Les péripéties naissent de ce quiproquo redoublé. Silvia, déguisée en servante, est troublée de se sentir attirée par ce prétendu valet — Dorante — dont les manières et la délicatesse contredisent sa condition apparente. De son côté, Dorante s'éprend malgré lui de celle qu'il croit être une simple suivante. Parallèlement, Lisette et Arlequin, chacun persuadé de courtiser un maître, se laissent aller à leurs sentiments avec une bouffonnerie qui contraste avec le trouble raffiné des maîtres. La tension monte lorsque Dorante, incapable de refouler son amour pour une femme qu'il croit socialement inférieure, révèle sa véritable identité à Silvia. Celle-ci, bouleversée mais également soulagée, décide alors de maintenir son propre déguisement pour éprouver la profondeur de l'amour de Dorante : acceptera-t-il d'épouser une simple servante ?
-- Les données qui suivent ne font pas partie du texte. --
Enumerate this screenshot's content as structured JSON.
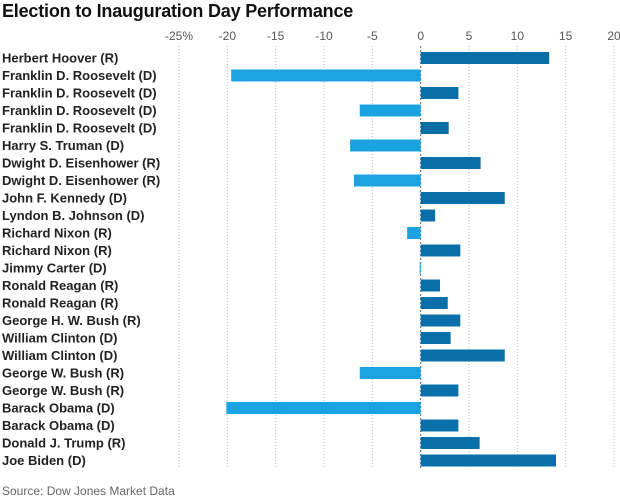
{
  "title": "Election to Inauguration Day Performance",
  "source": "Source: Dow Jones Market Data",
  "colors": {
    "positive": "#0a6fa8",
    "negative": "#1aa3e0",
    "grid": "#bbbbbb",
    "axis": "#666666"
  },
  "chart_data": {
    "type": "bar",
    "orientation": "horizontal",
    "title": "Election to Inauguration Day Performance",
    "xlabel": "",
    "ylabel": "",
    "xlim": [
      -25,
      20
    ],
    "x_ticks": [
      -25,
      -20,
      -15,
      -10,
      -5,
      0,
      5,
      10,
      15,
      20
    ],
    "x_tick_labels": [
      "-25%",
      "-20",
      "-15",
      "-10",
      "-5",
      "0",
      "5",
      "10",
      "15",
      "20"
    ],
    "grid": true,
    "categories": [
      "Herbert Hoover (R)",
      "Franklin D. Roosevelt (D)",
      "Franklin D. Roosevelt (D)",
      "Franklin D. Roosevelt (D)",
      "Franklin D. Roosevelt (D)",
      "Harry S. Truman (D)",
      "Dwight D. Eisenhower (R)",
      "Dwight D. Eisenhower (R)",
      "John F. Kennedy (D)",
      "Lyndon B. Johnson (D)",
      "Richard Nixon (R)",
      "Richard Nixon (R)",
      "Jimmy Carter (D)",
      "Ronald Reagan (R)",
      "Ronald Reagan (R)",
      "George H. W. Bush (R)",
      "William Clinton (D)",
      "William Clinton (D)",
      "George W. Bush (R)",
      "George W. Bush (R)",
      "Barack Obama (D)",
      "Barack Obama (D)",
      "Donald J. Trump (R)",
      "Joe Biden (D)"
    ],
    "values": [
      13.3,
      -19.6,
      3.9,
      -6.3,
      2.9,
      -7.3,
      6.2,
      -6.9,
      8.7,
      1.5,
      -1.4,
      4.1,
      -0.1,
      2.0,
      2.8,
      4.1,
      3.1,
      8.7,
      -6.3,
      3.9,
      -20.1,
      3.9,
      6.1,
      14.0
    ]
  }
}
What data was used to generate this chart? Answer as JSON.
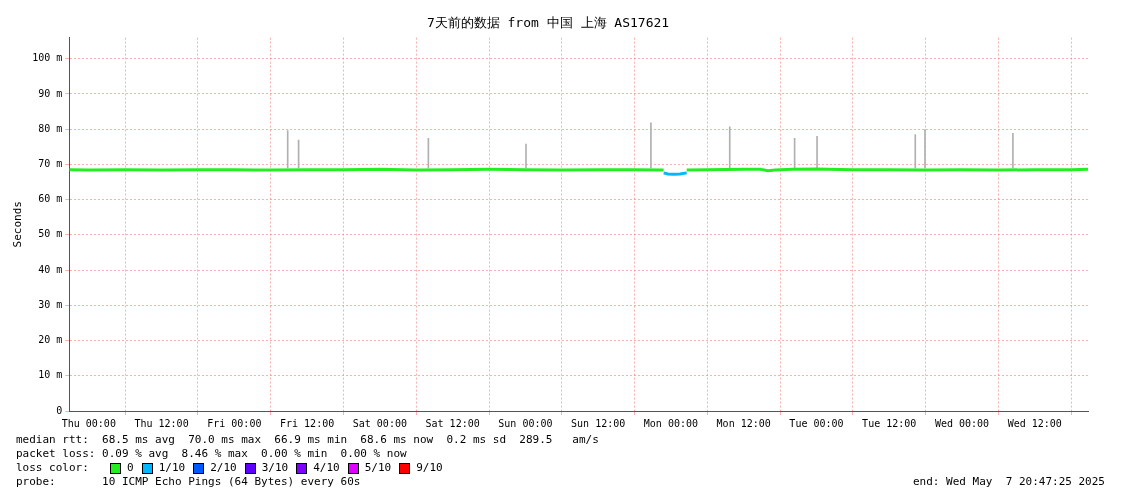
{
  "chart_data": {
    "type": "line",
    "title": "7天前的数据 from 中国 上海 AS17621",
    "ylabel": "Seconds",
    "legend_title": "loss color:",
    "xlim": [
      "2025-04-30T20:47",
      "2025-05-07T20:47"
    ],
    "xticks": [
      {
        "value": "2025-05-01T00:00",
        "label": "Thu 00:00"
      },
      {
        "value": "2025-05-01T12:00",
        "label": "Thu 12:00"
      },
      {
        "value": "2025-05-02T00:00",
        "label": "Fri 00:00"
      },
      {
        "value": "2025-05-02T12:00",
        "label": "Fri 12:00"
      },
      {
        "value": "2025-05-03T00:00",
        "label": "Sat 00:00"
      },
      {
        "value": "2025-05-03T12:00",
        "label": "Sat 12:00"
      },
      {
        "value": "2025-05-04T00:00",
        "label": "Sun 00:00"
      },
      {
        "value": "2025-05-04T12:00",
        "label": "Sun 12:00"
      },
      {
        "value": "2025-05-05T00:00",
        "label": "Mon 00:00"
      },
      {
        "value": "2025-05-05T12:00",
        "label": "Mon 12:00"
      },
      {
        "value": "2025-05-06T00:00",
        "label": "Tue 00:00"
      },
      {
        "value": "2025-05-06T12:00",
        "label": "Tue 12:00"
      },
      {
        "value": "2025-05-07T00:00",
        "label": "Wed 00:00"
      },
      {
        "value": "2025-05-07T12:00",
        "label": "Wed 12:00"
      }
    ],
    "ylim": [
      0,
      106
    ],
    "yticks": [
      0,
      {
        "value": 10,
        "label": "10 m"
      },
      {
        "value": 20,
        "label": "20 m"
      },
      {
        "value": 30,
        "label": "30 m"
      },
      {
        "value": 40,
        "label": "40 m"
      },
      {
        "value": 50,
        "label": "50 m"
      },
      {
        "value": 60,
        "label": "60 m"
      },
      {
        "value": 70,
        "label": "70 m"
      },
      {
        "value": 80,
        "label": "80 m"
      },
      {
        "value": 90,
        "label": "90 m"
      },
      {
        "value": 100,
        "label": "100 m"
      }
    ],
    "grid": true,
    "legend": "bottom",
    "marker": "none",
    "line_style": "solid",
    "series": [
      {
        "name": "0",
        "color": "#22ee22",
        "x": [
          "2025-04-30T20:47",
          "2025-05-01T00:00",
          "2025-05-01T06:00",
          "2025-05-01T12:00",
          "2025-05-01T18:00",
          "2025-05-02T00:00",
          "2025-05-02T06:00",
          "2025-05-02T12:00",
          "2025-05-02T18:00",
          "2025-05-03T00:00",
          "2025-05-03T06:00",
          "2025-05-03T12:00",
          "2025-05-03T18:00",
          "2025-05-04T00:00",
          "2025-05-04T06:00",
          "2025-05-04T12:00",
          "2025-05-04T18:00",
          "2025-05-04T22:48",
          "2025-05-05T00:30",
          "2025-05-05T02:36",
          "2025-05-05T06:00",
          "2025-05-05T12:00",
          "2025-05-05T14:50",
          "2025-05-05T16:00",
          "2025-05-05T17:10",
          "2025-05-05T20:00",
          "2025-05-06T00:00",
          "2025-05-06T06:00",
          "2025-05-06T12:00",
          "2025-05-06T18:00",
          "2025-05-07T00:00",
          "2025-05-07T06:00",
          "2025-05-07T12:00",
          "2025-05-07T18:00",
          "2025-05-07T20:47"
        ],
        "values": [
          68.5,
          68.4,
          68.5,
          68.4,
          68.5,
          68.5,
          68.4,
          68.5,
          68.5,
          68.6,
          68.4,
          68.5,
          68.6,
          68.5,
          68.4,
          68.5,
          68.5,
          68.4,
          null,
          68.4,
          68.5,
          68.6,
          68.6,
          68.2,
          68.4,
          68.6,
          68.7,
          68.5,
          68.5,
          68.4,
          68.5,
          68.4,
          68.5,
          68.5,
          68.6
        ]
      },
      {
        "name": "1/10",
        "color": "#00b8ff",
        "x": [
          "2025-05-04T22:48",
          "2025-05-04T23:30",
          "2025-05-05T00:30",
          "2025-05-05T01:30",
          "2025-05-05T02:36"
        ],
        "values": [
          67.6,
          67.3,
          67.2,
          67.3,
          67.6
        ]
      },
      {
        "name": "2/10",
        "color": "#0059ff"
      },
      {
        "name": "3/10",
        "color": "#5e00ff"
      },
      {
        "name": "4/10",
        "color": "#7e00ff"
      },
      {
        "name": "5/10",
        "color": "#dd00ff"
      },
      {
        "name": "9/10",
        "color": "#ff0000"
      },
      {
        "type": "bar",
        "color": "#b0b0b0",
        "x": [
          "2025-05-02T08:48",
          "2025-05-02T10:36",
          "2025-05-03T08:00",
          "2025-05-04T00:06",
          "2025-05-04T20:42",
          "2025-05-05T09:42",
          "2025-05-05T20:24",
          "2025-05-06T00:06",
          "2025-05-06T16:18",
          "2025-05-06T17:54",
          "2025-05-07T08:24"
        ],
        "base": [
          69,
          69,
          69,
          69,
          69,
          69,
          69,
          69,
          69,
          69,
          69
        ],
        "values": [
          10.6,
          7.9,
          8.4,
          6.8,
          12.8,
          11.7,
          8.4,
          9,
          9.5,
          10.9,
          9.8
        ]
      }
    ],
    "annotations": [
      "median rtt:  68.5 ms avg  70.0 ms max  66.9 ms min  68.6 ms now  0.2 ms sd  289.5   am/s",
      "packet loss: 0.09 % avg  8.46 % max  0.00 % min  0.00 % now",
      "probe:       10 ICMP Echo Pings (64 Bytes) every 60s",
      "end: Wed May  7 20:47:25 2025"
    ]
  }
}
Le dénouement couronne cette épreuve. Dorante, après un combat intérieur, choisit d'offrir sa main à celle qu'il croit être une domestique, prouvant ainsi la sincérité et la force de son sentiment. Silvia peut alors se dévoiler triomphalement, et les deux couples — maîtres et valets — s'unissent selon leur rang.
Les personnages incarnent chacun une facette du jeu amoureux : Silvia, lucide et exigeante, veut aimer en toute connaissance de cause ; Dorante révèle une noblesse de cœur qui transcende les préjugés sociaux ; Lisette et Arlequin, par leur franchise comique, offrent un miroir déformant aux hésitations des maîtres ; Monsieur Orgon et Mario, spectateurs bienveillants, symbolisent une autorité éclairée qui laisse s'exprimer les sentiments. Marivaux tisse ainsi une comédie où le déguisement révèle plus qu'il ne dissimule : il met à nu la naissance de l'amour, les résistances de l'amour-propre et le poids des hiérarchies sociales. Les thèmes centraux — sincérité des sentiments, épreuve amoureuse, tension entre nature et condition sociale, pouvoir du langage — font de cette pièce une œuvre emblématique du théâtre des Lumières.